Besides keeping the birds out of the vineyards and cleaning, I think there were enough of us first year students looking to glean lots of information before we officially began our studies that the faculty decided to keep us busy: there were several new barrels that came into the winery and we painted them with O’Sullivan’s
Mildewcide Coating (now called Barrel Guard). This porous coating maintains the integrity of the wood (no staining, easier exterior cleaning). Of course, if there is staining on your older barrels, it is preserved. Know what I did for two days? Granted, I wasn’t alone, so there were people to talk to and get to know better while we smeared this clear coat on all of the empty barrels in the winery.

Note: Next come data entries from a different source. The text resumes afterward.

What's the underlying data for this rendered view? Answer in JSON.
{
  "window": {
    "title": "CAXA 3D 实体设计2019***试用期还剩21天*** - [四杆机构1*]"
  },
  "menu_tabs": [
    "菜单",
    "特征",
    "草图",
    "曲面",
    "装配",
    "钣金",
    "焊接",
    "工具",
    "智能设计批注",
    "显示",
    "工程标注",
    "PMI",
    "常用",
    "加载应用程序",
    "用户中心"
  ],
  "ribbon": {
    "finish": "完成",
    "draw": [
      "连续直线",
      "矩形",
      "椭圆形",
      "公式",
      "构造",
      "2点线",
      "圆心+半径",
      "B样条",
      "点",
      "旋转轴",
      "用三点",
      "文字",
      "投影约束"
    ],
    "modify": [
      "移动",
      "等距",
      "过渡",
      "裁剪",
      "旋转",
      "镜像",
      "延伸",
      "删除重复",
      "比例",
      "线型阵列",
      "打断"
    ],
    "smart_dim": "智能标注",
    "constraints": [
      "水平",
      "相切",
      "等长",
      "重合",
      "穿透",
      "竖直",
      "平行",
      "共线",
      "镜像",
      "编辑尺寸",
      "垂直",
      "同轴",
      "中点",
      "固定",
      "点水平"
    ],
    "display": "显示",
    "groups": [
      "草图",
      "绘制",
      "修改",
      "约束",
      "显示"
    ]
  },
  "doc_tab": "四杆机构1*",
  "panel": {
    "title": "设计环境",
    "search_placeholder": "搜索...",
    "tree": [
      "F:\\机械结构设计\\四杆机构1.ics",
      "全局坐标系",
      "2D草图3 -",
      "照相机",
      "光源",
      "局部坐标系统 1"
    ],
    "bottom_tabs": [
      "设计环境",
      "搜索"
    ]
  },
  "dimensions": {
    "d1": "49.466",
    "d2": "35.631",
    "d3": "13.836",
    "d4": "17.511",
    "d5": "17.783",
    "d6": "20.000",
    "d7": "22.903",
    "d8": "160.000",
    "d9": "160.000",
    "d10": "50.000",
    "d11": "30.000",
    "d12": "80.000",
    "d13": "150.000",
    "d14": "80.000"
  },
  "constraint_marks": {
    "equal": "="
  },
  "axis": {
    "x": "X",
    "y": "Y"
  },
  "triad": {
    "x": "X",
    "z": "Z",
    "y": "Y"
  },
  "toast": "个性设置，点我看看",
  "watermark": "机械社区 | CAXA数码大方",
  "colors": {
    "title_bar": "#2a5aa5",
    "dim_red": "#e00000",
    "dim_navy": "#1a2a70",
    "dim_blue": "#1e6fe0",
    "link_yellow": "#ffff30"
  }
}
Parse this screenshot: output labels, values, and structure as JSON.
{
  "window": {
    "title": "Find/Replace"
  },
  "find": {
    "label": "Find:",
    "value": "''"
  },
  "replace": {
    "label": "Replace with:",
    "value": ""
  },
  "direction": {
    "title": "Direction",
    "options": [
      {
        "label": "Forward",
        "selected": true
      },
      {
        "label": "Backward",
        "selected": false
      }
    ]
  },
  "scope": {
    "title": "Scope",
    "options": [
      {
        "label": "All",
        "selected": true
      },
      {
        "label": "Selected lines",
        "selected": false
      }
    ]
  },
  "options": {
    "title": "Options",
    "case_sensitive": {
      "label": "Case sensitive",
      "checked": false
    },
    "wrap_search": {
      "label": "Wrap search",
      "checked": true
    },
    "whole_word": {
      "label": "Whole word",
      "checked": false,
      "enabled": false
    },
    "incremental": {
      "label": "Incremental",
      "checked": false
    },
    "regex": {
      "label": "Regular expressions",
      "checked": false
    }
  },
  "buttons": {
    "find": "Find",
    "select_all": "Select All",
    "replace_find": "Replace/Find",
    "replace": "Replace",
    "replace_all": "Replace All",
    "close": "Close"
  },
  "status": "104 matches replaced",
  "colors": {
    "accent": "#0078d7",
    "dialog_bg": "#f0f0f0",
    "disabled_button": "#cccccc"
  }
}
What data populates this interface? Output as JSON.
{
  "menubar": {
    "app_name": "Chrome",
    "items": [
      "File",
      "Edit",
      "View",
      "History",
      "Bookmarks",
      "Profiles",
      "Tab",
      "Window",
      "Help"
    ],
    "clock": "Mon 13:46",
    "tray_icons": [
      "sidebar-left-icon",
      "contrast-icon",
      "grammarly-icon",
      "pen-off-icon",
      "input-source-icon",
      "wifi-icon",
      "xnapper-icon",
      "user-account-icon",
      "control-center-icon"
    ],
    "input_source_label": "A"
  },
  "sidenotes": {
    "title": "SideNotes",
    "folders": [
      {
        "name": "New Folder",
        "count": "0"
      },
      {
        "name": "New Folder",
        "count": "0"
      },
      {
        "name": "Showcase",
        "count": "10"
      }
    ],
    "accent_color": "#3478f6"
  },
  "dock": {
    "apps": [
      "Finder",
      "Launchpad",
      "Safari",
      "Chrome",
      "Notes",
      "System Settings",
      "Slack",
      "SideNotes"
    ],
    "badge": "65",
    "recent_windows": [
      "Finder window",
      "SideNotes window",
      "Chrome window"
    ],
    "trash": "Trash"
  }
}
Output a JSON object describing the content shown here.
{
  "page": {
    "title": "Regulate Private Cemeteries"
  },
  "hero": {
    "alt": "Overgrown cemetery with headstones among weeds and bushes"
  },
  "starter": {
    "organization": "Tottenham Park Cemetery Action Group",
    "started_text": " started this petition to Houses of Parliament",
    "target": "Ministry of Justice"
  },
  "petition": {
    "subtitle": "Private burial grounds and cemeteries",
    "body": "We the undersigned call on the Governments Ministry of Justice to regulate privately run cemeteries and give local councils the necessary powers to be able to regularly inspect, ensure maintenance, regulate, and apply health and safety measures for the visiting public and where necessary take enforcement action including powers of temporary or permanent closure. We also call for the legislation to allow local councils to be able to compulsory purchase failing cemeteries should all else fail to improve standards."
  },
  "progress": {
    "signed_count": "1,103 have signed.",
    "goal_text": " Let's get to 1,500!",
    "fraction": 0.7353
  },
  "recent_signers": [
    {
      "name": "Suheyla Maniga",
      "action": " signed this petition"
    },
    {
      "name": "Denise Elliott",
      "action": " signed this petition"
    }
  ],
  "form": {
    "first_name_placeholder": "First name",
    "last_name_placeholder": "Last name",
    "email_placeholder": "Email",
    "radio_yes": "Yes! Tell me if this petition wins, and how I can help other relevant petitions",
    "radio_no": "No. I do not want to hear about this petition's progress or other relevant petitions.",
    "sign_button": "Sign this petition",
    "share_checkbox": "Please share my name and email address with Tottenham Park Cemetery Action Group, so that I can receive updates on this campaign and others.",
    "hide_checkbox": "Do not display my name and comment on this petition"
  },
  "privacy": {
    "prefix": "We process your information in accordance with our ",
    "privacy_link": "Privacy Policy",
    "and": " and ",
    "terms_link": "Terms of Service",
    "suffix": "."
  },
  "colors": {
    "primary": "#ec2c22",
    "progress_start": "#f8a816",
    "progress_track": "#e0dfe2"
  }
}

Riesling grapes came into the winery before we were active participants in the current harvest; a few of us were present to rack and inoculate the juice. It isn’t a large quantity of juice, but it will be a sparkling wine for our fund-raiser in October: Entwine 2013. Racking is the process of extracting the clear juice/wine from the sediment that settles to the bottom of the tank. Inoculating is the addition of specific strains of yeast, or the exposure to native (naturally occurring) yeast cultures to encourage the transition of the grape juice to wine. Between barrels, I spent a few minutes gathered to observe/document the inoculation of the Riesling juice to genuinely begin the 2013 crush season at WWCC’s College Cellars.
By the time we were finished painting barrels the sun was high and hot about noon on Thursday. But the cellar room will be sharp-looking with the glam barrels. It was time to rack the Muscat and Chardonnay juices into their respective containers and inoculate them. Inside the cool of the tank room, with a taste of the Muscat juice as a quick electrolyte boost, we got to work.
Setting up the pump and the cleaned hoses so that they pull the juice from one tank to another, I was able to take some pictures before, during and as we finished up. We were actually a large group, but more hands make light work and we each lent a hand at some point or another. The hoses, especially when full of liquid, are very heavy. It took all my strength, while standing on a ladder, to keep the hose at the right level to leave the lees behind and not stir them up.
When we finished with the racking lunch was declared; the juices needed some time to warm up so the yeast addition would actively being when inoculation took place. Knowing how much clean up there was, a classmate and I determined we would clean the tanks and the tank room before being done for the day. He had experience in a brewery, so felt very comfortable while I took advantage of all he knew and followed his lead. No pictures of clean up because we were more concerned with the hoses and clean-up (this means we were soaking wet and couldn’t take the camera out). Besides, there wasn’t anything exciting to take pictures of at this point.